Rvdo. Juan María Tellería Larrañaga  - Contiene un curioso relato ajeno a la línea de la narración de las tradiciones referentes a la peregrinación de Israel por el desierto, y además viene planteado desde el punto de vista de gentes no israelitas. Ello ha motivado que en ciertos círculos exegéticos se lo haya considerado una interpolación posterior, un añadido tardío a la historia original. Pero nadie se altere: no pretendemos adentrarnos, ni mucho menos, en el delicado terreno de las discusiones acerca de la composición de las Sagradas Escrituras. Quede tan ardua (y en realidad, apasionante) tarea para los grandes eruditos. Lo que resulta innegable es que los capítulos 22-24 del libro de los Números constituyen en sí mismos una pequeña obra maestra del pensamiento y la teología veterotestamentarios, de tal modo que en ellos se encuentra condensada de manera magistral la enseñanza más destacada de todo el Hexateuco[1]. Se hallan en estos capítulos largos párrafos de narrativa en prosa, incluso con rasgos evidentemente folclóricos (la celebérrima historia del asna que habló, Nm. 22:28-33), juntamente con una poesía de exquisita calidad, los cuatro oráculos registrados en Nm. 23:7-10; 23:18-24; 24:3-9; 24:15-24, respectivamente, en los cuales se marca el tono del conjunto. Todo ello nos sugiere, cómo no, una esmerada composición efectuada por, sin duda, un(os) gran(des) artista(s), verdadero(s) maestro(s) de la palabra, lo que nos hace pensar de inmediato en los círculos levíticos y sacerdotales, donde con más celo se debían conservar las tradiciones sacras de Israel en relación con la liberación de Egipto y los acontecimientos del éxodo, hasta la conquista de la Tierra Prometida, e incluso otras que podrían complementar a aquellas[2].

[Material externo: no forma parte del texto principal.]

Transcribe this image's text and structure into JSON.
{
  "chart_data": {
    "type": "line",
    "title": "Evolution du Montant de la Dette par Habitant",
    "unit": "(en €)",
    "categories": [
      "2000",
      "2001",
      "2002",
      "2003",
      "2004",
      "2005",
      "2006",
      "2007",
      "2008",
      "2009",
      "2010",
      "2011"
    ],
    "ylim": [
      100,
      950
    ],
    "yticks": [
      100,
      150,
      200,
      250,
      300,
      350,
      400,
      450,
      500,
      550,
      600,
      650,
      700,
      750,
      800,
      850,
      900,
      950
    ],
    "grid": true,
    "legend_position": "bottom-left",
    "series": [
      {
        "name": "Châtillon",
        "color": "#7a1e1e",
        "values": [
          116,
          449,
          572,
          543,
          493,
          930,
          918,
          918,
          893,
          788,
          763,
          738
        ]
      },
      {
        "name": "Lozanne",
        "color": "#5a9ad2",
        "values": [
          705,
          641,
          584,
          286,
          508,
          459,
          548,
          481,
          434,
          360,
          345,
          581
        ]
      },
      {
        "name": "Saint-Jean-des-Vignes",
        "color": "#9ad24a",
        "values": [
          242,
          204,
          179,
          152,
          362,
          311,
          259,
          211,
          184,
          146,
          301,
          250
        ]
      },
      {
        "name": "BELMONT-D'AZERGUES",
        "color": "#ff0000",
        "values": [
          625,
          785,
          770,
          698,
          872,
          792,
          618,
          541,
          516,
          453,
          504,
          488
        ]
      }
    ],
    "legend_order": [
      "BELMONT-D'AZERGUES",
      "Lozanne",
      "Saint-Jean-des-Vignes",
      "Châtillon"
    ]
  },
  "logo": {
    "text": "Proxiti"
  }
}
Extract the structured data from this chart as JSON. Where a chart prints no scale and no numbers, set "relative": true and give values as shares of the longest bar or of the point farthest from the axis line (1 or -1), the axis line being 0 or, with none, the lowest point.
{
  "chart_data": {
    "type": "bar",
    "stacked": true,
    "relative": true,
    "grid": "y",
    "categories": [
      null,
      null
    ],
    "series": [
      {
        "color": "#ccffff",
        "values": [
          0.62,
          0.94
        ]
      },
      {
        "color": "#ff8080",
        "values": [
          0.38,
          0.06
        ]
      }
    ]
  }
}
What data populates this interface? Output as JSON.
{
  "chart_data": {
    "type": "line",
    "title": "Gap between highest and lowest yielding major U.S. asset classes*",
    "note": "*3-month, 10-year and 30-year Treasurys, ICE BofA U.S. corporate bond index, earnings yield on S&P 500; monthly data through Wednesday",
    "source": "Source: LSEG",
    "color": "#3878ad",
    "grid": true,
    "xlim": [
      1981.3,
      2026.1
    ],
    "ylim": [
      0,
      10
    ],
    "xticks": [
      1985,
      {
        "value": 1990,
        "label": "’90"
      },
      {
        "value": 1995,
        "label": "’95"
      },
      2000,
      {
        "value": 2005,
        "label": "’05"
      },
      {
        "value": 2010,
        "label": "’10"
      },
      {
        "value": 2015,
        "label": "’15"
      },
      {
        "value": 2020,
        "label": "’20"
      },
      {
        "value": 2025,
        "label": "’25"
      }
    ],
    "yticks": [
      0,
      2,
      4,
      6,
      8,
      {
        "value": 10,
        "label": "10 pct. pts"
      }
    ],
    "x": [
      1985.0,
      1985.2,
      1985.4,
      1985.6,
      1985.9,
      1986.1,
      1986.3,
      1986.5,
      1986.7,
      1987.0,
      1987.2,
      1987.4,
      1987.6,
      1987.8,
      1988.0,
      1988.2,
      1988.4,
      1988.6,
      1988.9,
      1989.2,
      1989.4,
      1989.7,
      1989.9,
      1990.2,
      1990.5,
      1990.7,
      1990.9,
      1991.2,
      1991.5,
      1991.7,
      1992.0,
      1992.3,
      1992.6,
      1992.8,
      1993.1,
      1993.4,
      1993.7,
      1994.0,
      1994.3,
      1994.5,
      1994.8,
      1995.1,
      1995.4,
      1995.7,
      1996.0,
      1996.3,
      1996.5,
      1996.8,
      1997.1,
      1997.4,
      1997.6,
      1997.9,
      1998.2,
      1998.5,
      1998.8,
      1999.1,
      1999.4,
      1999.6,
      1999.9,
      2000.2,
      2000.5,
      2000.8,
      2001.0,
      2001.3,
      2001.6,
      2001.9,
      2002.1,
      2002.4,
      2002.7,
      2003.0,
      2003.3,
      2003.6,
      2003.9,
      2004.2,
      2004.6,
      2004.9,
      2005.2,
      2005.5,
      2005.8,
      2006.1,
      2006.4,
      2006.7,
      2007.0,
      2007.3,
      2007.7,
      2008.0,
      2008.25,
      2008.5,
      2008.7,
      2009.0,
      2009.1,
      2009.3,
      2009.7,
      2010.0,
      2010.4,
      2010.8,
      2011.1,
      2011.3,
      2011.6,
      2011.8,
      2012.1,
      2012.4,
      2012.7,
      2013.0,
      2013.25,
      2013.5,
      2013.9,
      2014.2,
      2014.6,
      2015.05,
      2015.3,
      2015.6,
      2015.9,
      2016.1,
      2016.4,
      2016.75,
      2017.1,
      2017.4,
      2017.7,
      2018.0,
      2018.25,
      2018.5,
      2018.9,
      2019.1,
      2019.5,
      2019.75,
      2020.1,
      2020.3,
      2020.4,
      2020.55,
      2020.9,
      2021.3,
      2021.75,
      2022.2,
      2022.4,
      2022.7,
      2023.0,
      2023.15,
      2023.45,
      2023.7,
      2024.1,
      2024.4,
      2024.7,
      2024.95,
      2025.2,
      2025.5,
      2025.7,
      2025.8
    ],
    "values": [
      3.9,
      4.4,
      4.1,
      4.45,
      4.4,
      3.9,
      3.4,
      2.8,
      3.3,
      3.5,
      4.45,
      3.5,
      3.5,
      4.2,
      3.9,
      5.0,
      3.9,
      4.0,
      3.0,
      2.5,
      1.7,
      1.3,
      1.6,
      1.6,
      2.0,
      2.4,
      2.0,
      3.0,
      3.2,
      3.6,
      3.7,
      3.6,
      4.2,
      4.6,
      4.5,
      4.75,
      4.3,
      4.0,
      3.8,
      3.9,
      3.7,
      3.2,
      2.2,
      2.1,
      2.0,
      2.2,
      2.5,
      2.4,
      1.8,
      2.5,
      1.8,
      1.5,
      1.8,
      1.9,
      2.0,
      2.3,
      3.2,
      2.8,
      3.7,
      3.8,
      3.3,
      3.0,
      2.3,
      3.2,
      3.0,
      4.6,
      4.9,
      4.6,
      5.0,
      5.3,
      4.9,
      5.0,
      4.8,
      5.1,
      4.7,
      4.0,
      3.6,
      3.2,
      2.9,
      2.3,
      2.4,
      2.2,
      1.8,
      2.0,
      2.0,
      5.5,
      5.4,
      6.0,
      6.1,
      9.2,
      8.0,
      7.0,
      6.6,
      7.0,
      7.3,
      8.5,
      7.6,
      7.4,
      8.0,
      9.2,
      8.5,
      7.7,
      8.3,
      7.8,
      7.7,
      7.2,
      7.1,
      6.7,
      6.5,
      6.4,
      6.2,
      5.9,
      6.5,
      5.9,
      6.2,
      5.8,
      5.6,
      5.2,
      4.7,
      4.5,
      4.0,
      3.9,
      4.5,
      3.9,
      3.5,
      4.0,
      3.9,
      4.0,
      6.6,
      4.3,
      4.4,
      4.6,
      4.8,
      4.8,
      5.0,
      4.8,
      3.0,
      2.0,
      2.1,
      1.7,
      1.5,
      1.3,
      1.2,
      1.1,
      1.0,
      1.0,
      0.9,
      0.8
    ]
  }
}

Pero donde buscamos centrar la atención del amable lector es en la figura humana más destacada de todo este relato[3], la de Balaam hijo de Beor[4], al que las tradiciones posteriores llamarán profeta (2 P. 2:15-16), mientras que Nm. 22-24 y otros pasajes veterotestamentarios designan simplemente como qosem, “adivino”, un término de connotaciones más bien peyorativas en la lengua hebrea antigua (Jos. 13:22). Personaje pintoresco donde los haya, Balaam da su nombre a estos capítulos del libro de los Números, de manera que entre los estudiosos se los conoce por lo general como Historia de Balaam o mejor aún, Ciclo de Balaam[5]. Ahora bien, ¿quién es el tal Balaam? ¿Cómo se presenta en estos capítulos? La respuesta es: alguien que afirma en sus oráculos tener acceso a los arcanos divinos más profundos.

Dijo Balaam hijo de Beor,

Dijo el varón de ojos abiertos;

Dijo el que oyó los dichos de

Jehová,

Y el que sabe la ciencia del

Altísimo,

El que vio la visión del

Omnipotente;

Caído[6], pero abiertos los ojos.

(Nm. 24:15-16)

El lector actual de las Escrituras puede muy bien contemplarlo como una figura no exenta de rasgos simpáticos, muy humana en realidad (cf. su lucha interna entre la posibilidad de responder a los enviados del rey Balac y su concepción del deber de obediencia a Dios, narrada con detalles en Nm. 22) y verdaderamente profética. El relato de Nm. 22-24 no nos deja un mal sabor de boca en relación con el personaje de Balaam, que en todo momento parece comportarse como alguien especialmente fiel a Dios (Nm. 22:8[7]), y aún añadiremos, como alguien a quien Dios habla, rasgo este de la mayor trascendencia (Nm. 22:9-12,20). Serán más bien textos como Nm. 31:8,16; Dt. 23:4; Jos. 24:9; Neh. 13:2, ajenos al relato original del Ciclo de Balaam, los responsables de su mala prensa, pues buscan resaltar su maldad y su imagen más negativa, como fruto evidente de una tradición judía especialmente denigratoria contra este personaje[8].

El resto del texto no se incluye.